Утро. Выхожу голышом, как в рай, на капитанский мостик.

Колбу кабины пронзил, засыпал стог просеянного облаком света.

Штурман – белый китель, золотая фуражка: чистый журавль – склонившись над картой, бросает из клюва кости, чтоб выбрать азимут курса.

Кровь в жилах теплеет током рассветного света.

Альберт стоит у штурвала с чашкой эспрессо в руке. На меня ноль внимания.
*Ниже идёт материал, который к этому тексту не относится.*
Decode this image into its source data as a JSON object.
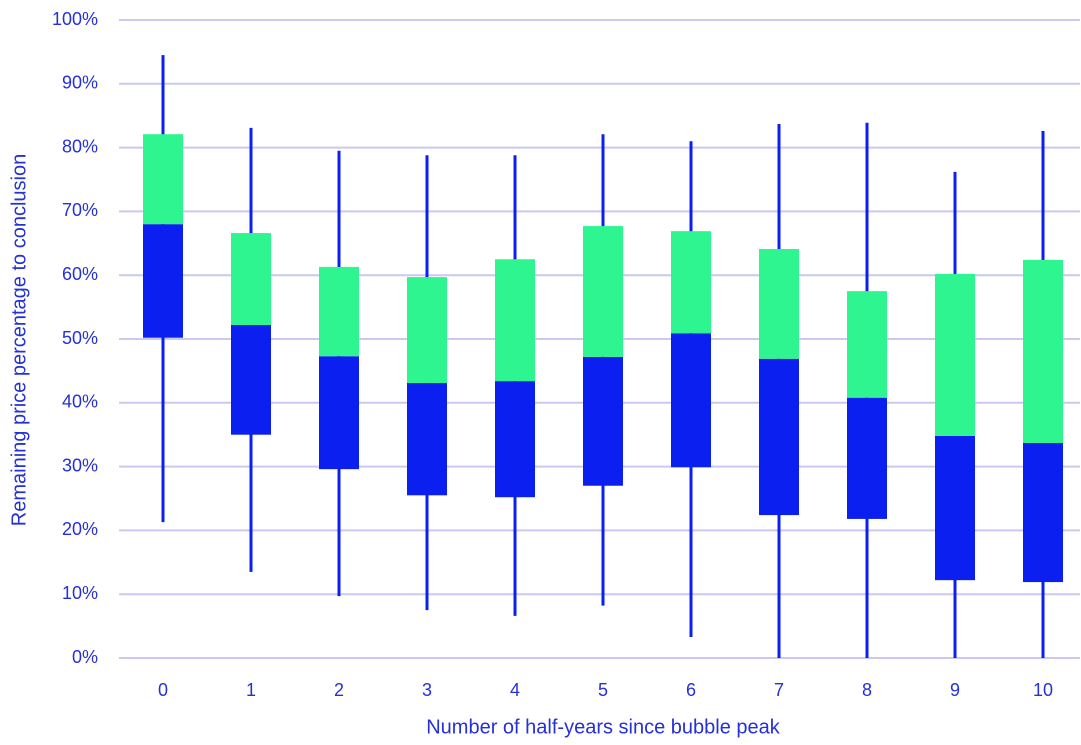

Облака – его космы – плывут грядами, громоздятся – баржи, сухогрузы, груженные известкой и белыми от счастья городами.

Внизу, в прогалинах, течет порожняя планета.
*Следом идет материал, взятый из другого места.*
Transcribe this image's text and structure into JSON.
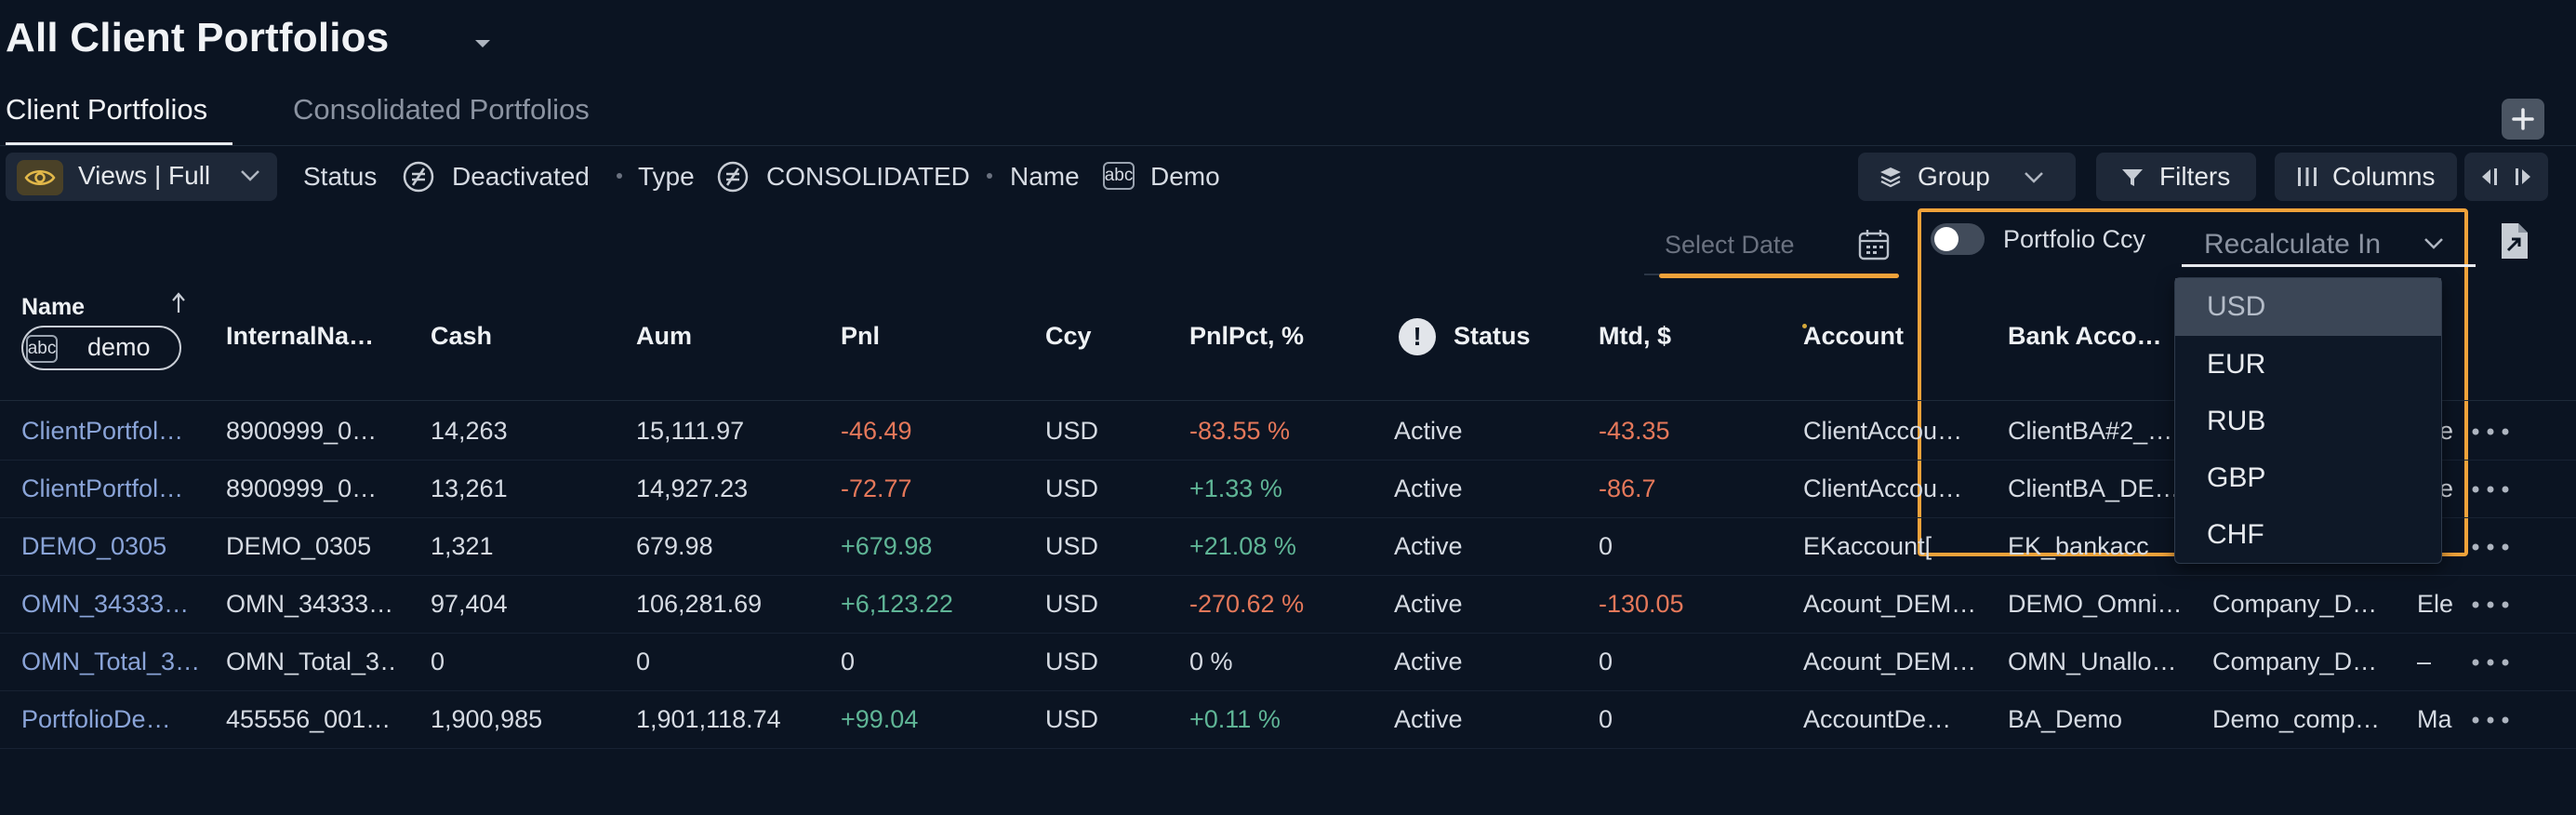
{
  "page": {
    "title": "All Client Portfolios"
  },
  "tabs": [
    {
      "label": "Client Portfolios",
      "active": true
    },
    {
      "label": "Consolidated Portfolios",
      "active": false
    }
  ],
  "toolbar": {
    "views_label": "Views | Full",
    "filters": {
      "status_key": "Status",
      "status_value": "Deactivated",
      "type_key": "Type",
      "type_value": "CONSOLIDATED",
      "name_key": "Name",
      "name_badge": "abc",
      "name_value": "Demo"
    },
    "group_label": "Group",
    "filters_label": "Filters",
    "columns_label": "Columns",
    "date_placeholder": "Select Date",
    "portfolio_ccy_label": "Portfolio Ccy",
    "portfolio_ccy_enabled": false,
    "recalculate_placeholder": "Recalculate In"
  },
  "currency_dropdown": {
    "options": [
      "USD",
      "EUR",
      "RUB",
      "GBP",
      "CHF"
    ],
    "highlighted": "USD"
  },
  "table": {
    "headers": {
      "name": "Name",
      "internal_name": "InternalNa…",
      "cash": "Cash",
      "aum": "Aum",
      "pnl": "Pnl",
      "ccy": "Ccy",
      "pnl_pct": "PnlPct, %",
      "status": "Status",
      "mtd": "Mtd, $",
      "account": "Account",
      "bank_account": "Bank Acco…"
    },
    "name_filter": {
      "badge": "abc",
      "value": "demo"
    },
    "rows": [
      {
        "name": "ClientPortfol…",
        "internal_name": "8900999_0…",
        "cash": "14,263",
        "aum": "15,111.97",
        "pnl": "-46.49",
        "ccy": "USD",
        "pnl_pct": "-83.55 %",
        "status": "Active",
        "mtd": "-43.35",
        "account": "ClientAccou…",
        "bank": "ClientBA#2_…",
        "company": "",
        "extra": "Ele"
      },
      {
        "name": "ClientPortfol…",
        "internal_name": "8900999_0…",
        "cash": "13,261",
        "aum": "14,927.23",
        "pnl": "-72.77",
        "ccy": "USD",
        "pnl_pct": "+1.33 %",
        "status": "Active",
        "mtd": "-86.7",
        "account": "ClientAccou…",
        "bank": "ClientBA_DE…",
        "company": "",
        "extra": "Ele"
      },
      {
        "name": "DEMO_0305",
        "internal_name": "DEMO_0305",
        "cash": "1,321",
        "aum": "679.98",
        "pnl": "+679.98",
        "ccy": "USD",
        "pnl_pct": "+21.08 %",
        "status": "Active",
        "mtd": "0",
        "account": "EKaccount[",
        "bank": "EK_bankacc",
        "company": "",
        "extra": ""
      },
      {
        "name": "OMN_34333…",
        "internal_name": "OMN_34333…",
        "cash": "97,404",
        "aum": "106,281.69",
        "pnl": "+6,123.22",
        "ccy": "USD",
        "pnl_pct": "-270.62 %",
        "status": "Active",
        "mtd": "-130.05",
        "account": "Acount_DEM…",
        "bank": "DEMO_Omni…",
        "company": "Company_D…",
        "extra": "Ele"
      },
      {
        "name": "OMN_Total_3…",
        "internal_name": "OMN_Total_3…",
        "cash": "0",
        "aum": "0",
        "pnl": "0",
        "ccy": "USD",
        "pnl_pct": "0 %",
        "status": "Active",
        "mtd": "0",
        "account": "Acount_DEM…",
        "bank": "OMN_Unallo…",
        "company": "Company_D…",
        "extra": "–"
      },
      {
        "name": "PortfolioDe…",
        "internal_name": "455556_001…",
        "cash": "1,900,985",
        "aum": "1,901,118.74",
        "pnl": "+99.04",
        "ccy": "USD",
        "pnl_pct": "+0.11 %",
        "status": "Active",
        "mtd": "0",
        "account": "AccountDe…",
        "bank": "BA_Demo",
        "company": "Demo_comp…",
        "extra": "Ma"
      }
    ]
  },
  "colors": {
    "background": "#0b1422",
    "accent_orange": "#f0a23a",
    "negative": "#e5785a",
    "positive": "#5fb596",
    "link": "#8aa4d8"
  }
}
И тогда в меня упало слово: ты.

Ко мне моя любовь вернулась.

Потому что смерть есть тяга огромного, как солнце, дирижабля: геенны раскаленная прозрачность.

Контур

Летом, покинув его, она превратилась в бабочку, которую не удалось поймать.
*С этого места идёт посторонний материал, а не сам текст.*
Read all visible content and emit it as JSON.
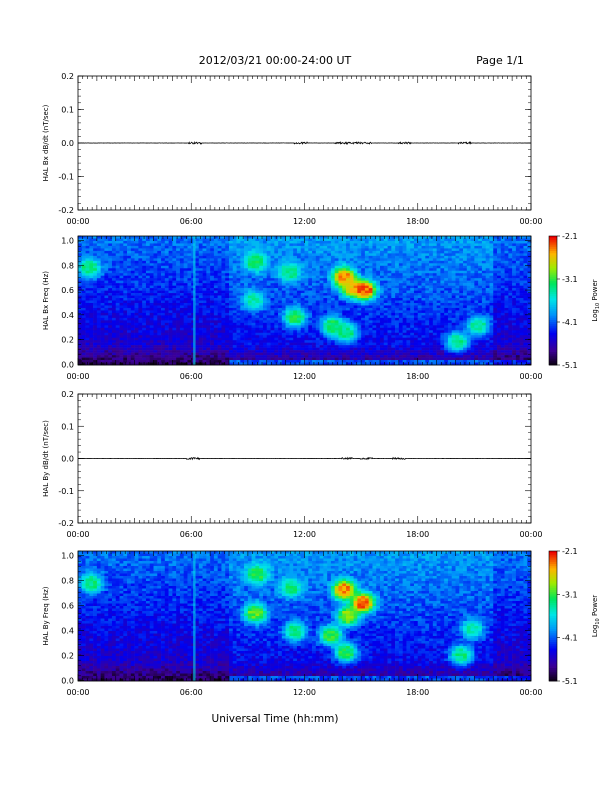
{
  "header": {
    "date_range": "2012/03/21  00:00-24:00 UT",
    "page": "Page 1/1"
  },
  "footer": {
    "xlabel": "Universal Time (hh:mm)"
  },
  "colorbar": {
    "ticks": [
      "-2.1",
      "-3.1",
      "-4.1",
      "-5.1"
    ],
    "label": "Log10 Power",
    "label_main": "Log",
    "label_sub": "10",
    "label_tail": " Power"
  },
  "chart_data": [
    {
      "type": "line",
      "ylabel": "HAL Bx dB/dt (nT/sec)",
      "xlim": [
        "00:00",
        "24:00"
      ],
      "ylim": [
        -0.2,
        0.2
      ],
      "yticks": [
        "0.2",
        "0.1",
        "0.0",
        "-0.1",
        "-0.2"
      ],
      "xticks": [
        "00:00",
        "06:00",
        "12:00",
        "18:00",
        "00:00"
      ],
      "series": [
        {
          "values_near": 0.0,
          "bursts_hours": [
            6.2,
            11.8,
            13.9,
            14.3,
            14.7,
            15.2,
            17.3,
            20.5
          ]
        }
      ]
    },
    {
      "type": "heatmap",
      "ylabel": "HAL Bx Freq (Hz)",
      "xlim": [
        "00:00",
        "24:00"
      ],
      "ylim": [
        0.0,
        1.0
      ],
      "yticks": [
        "1.0",
        "0.8",
        "0.6",
        "0.4",
        "0.2",
        "0.0"
      ],
      "xticks": [
        "00:00",
        "06:00",
        "12:00",
        "18:00",
        "00:00"
      ],
      "zlim": [
        -5.1,
        -2.1
      ],
      "features": [
        {
          "t": 0.6,
          "f": 0.75,
          "level": -3.3
        },
        {
          "t": 9.4,
          "f": 0.8,
          "level": -3.2
        },
        {
          "t": 9.3,
          "f": 0.5,
          "level": -3.4
        },
        {
          "t": 11.2,
          "f": 0.72,
          "level": -3.3
        },
        {
          "t": 11.5,
          "f": 0.37,
          "level": -3.2
        },
        {
          "t": 14.1,
          "f": 0.68,
          "level": -2.4
        },
        {
          "t": 14.5,
          "f": 0.6,
          "level": -2.6
        },
        {
          "t": 15.2,
          "f": 0.58,
          "level": -2.3
        },
        {
          "t": 13.5,
          "f": 0.3,
          "level": -3.2
        },
        {
          "t": 14.2,
          "f": 0.25,
          "level": -3.3
        },
        {
          "t": 20.1,
          "f": 0.18,
          "level": -3.3
        },
        {
          "t": 21.2,
          "f": 0.3,
          "level": -3.4
        }
      ]
    },
    {
      "type": "line",
      "ylabel": "HAL By dB/dt (nT/sec)",
      "xlim": [
        "00:00",
        "24:00"
      ],
      "ylim": [
        -0.2,
        0.2
      ],
      "yticks": [
        "0.2",
        "0.1",
        "0.0",
        "-0.1",
        "-0.2"
      ],
      "xticks": [
        "00:00",
        "06:00",
        "12:00",
        "18:00",
        "00:00"
      ],
      "series": [
        {
          "values_near": 0.0,
          "bursts_hours": [
            6.1,
            14.2,
            15.3,
            17.0
          ]
        }
      ]
    },
    {
      "type": "heatmap",
      "ylabel": "HAL By Freq (Hz)",
      "xlim": [
        "00:00",
        "24:00"
      ],
      "ylim": [
        0.0,
        1.0
      ],
      "yticks": [
        "1.0",
        "0.8",
        "0.6",
        "0.4",
        "0.2",
        "0.0"
      ],
      "xticks": [
        "00:00",
        "06:00",
        "12:00",
        "18:00",
        "00:00"
      ],
      "zlim": [
        -5.1,
        -2.1
      ],
      "features": [
        {
          "t": 0.7,
          "f": 0.75,
          "level": -3.3
        },
        {
          "t": 9.5,
          "f": 0.82,
          "level": -3.2
        },
        {
          "t": 9.4,
          "f": 0.52,
          "level": -3.0
        },
        {
          "t": 11.3,
          "f": 0.72,
          "level": -3.3
        },
        {
          "t": 11.5,
          "f": 0.38,
          "level": -3.3
        },
        {
          "t": 14.1,
          "f": 0.7,
          "level": -2.4
        },
        {
          "t": 14.3,
          "f": 0.5,
          "level": -2.9
        },
        {
          "t": 15.1,
          "f": 0.6,
          "level": -2.3
        },
        {
          "t": 13.4,
          "f": 0.35,
          "level": -3.1
        },
        {
          "t": 14.2,
          "f": 0.22,
          "level": -3.2
        },
        {
          "t": 20.3,
          "f": 0.2,
          "level": -3.3
        },
        {
          "t": 20.9,
          "f": 0.4,
          "level": -3.4
        }
      ]
    }
  ]
}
Два года был с ним рядом (ближе, чем локоть) оставленный ею контур – силуэта, профиля тела: его он успевал наполнить плотью и кровью раздумий только по вечерам и ночью, вернувшись с утомительной, хлопотной службы – лакейская должность – маклер: звери-сотрудники, звери-клиенты, не-человек – начальник. И вот однажды, день в день спустя два года, встречает ее: случайно и глупо столкнулись на улице в Центре, в чащобе и дебрях полдневной толпы, и контур ее сам собой – как солнце с лузой зенита – совместился с нею и ожил…

Когда, посидев на бульваре, расстались и, оглянувшись, всмотрелись друг в друга, – увидел, как контур, как кладезь его сокровищ уносит она, сверкая, с собою…

Исчезла. Стало легко, невесомо, нежданно, как в облаке смерти, как в облаке смерти, – заметил, как сердце, как сердце подалось вперед из груди и тянет, и тянет, и тянет – и бьется теперь прозрачно в листве лип – и тянет его с собою…

Прохожие превратились в статуи, напитавшись облачной, густой белизной.

Он клянется себе, что дотянет до третьей по ходу скамейки.